Accord de Washington: Le gouvernement rejette la thèse “accord de 99 ans d’exploitation” et parle plutôt d’un “partenariat stratégique” avec les USA

En RDC, les propos de monseigneur Fulgence Muteba, archevêque de Lubumbashi et président de la conférence épiscopale nationale du Congo (CENCO), qualifiant l’accord de Washington “d’un accord de 99 ans d’exploitation des ressources minières congolaises”, ont suscité des vives réactions dans le pays. Le gouvernement s’est vu dans l’obligation d’apporter un éclairage sur cette convention. Au cours d’un briefing presse animé conjointement avec son collègue de la Communication et médias, le mardi 30 décembre 2025, le vice-premier ministre et ministre de l’Économie nationale, qui a pris part à la conclusion finale de cet accord, a expliqué que deux documents ont été signés entre les USA et la RDC, à savoir : l’accord de partenariat stratégique et un mémorandum d’entente sur la sécurité. Il s’est appesanti sur le partenariat stratégique qui concerne le domaine économique. Il a expliqué que ce partenariat stratégique n’est rien d’autre que le partage d’une vision commune entre la République démocratique du Congo et les États-Unis d’Amérique, dans le cadre des relations bilatérales qui existent depuis plusieurs décennies entre les deux pays.

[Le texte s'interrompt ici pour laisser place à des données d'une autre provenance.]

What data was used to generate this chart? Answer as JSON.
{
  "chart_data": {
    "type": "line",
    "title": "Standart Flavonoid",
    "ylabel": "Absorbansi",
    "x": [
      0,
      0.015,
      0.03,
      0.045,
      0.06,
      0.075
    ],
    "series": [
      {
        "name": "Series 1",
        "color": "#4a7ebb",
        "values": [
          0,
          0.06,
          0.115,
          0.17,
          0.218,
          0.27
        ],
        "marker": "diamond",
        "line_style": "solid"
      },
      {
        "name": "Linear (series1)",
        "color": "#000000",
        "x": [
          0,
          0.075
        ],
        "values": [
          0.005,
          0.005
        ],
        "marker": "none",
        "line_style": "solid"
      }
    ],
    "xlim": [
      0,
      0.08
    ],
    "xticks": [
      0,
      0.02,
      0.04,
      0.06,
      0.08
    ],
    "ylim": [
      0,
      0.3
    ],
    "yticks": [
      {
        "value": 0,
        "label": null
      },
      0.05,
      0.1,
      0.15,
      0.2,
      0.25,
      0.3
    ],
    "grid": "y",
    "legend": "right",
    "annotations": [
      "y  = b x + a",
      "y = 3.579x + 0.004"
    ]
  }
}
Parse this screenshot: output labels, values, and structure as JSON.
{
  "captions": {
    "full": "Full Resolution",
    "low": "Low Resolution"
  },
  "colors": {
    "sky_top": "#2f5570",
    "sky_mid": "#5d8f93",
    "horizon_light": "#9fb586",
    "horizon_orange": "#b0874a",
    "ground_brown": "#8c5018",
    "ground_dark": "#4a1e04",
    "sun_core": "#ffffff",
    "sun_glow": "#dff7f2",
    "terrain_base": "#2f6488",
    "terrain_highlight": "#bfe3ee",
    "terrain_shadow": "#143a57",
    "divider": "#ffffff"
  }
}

Il est évident qu’il y a un besoin que nous puissions mieux vulgariser les documents qui ont été signés entre la République démocratique du Congo et les Etats-Unis d’Amérique. Il s’agit de deux documents qui ont été signés entre les USA et la RDC. Le premier, c’est l’accord de partenariat stratégique, signé du côté américain par le secrétaire d’État Rubio, et du côté congolais, par moi-même ; Et puis, un deuxième document, un mémorandum d’entente sur les questions de sécurité, qui a également été signé du côté américain par le secrétaire d’État Rubio, et du côté congolais par madame la ministre d’État et ministre des Affaires étrangères. Le partenariat stratégique, ça signifie deux Etats qui partagent une vision commune (…). Entre la République démocratique du Congo et les États-Unisd’Amérique, nous avons des relations diplomatiques anciennes. Nous avions un texte qui date d’août 1984. C’est un texte qui définissait le cadre d’encouragement et de protection des investissements entre les deux pays. Ce qu’on a fait le 4 décembre, c’est qu’on est passé d’un niveau des relations de coopération bilatérale à un niveau de partenariat stratégique”, a déclaré Daniel Mukoko Samba.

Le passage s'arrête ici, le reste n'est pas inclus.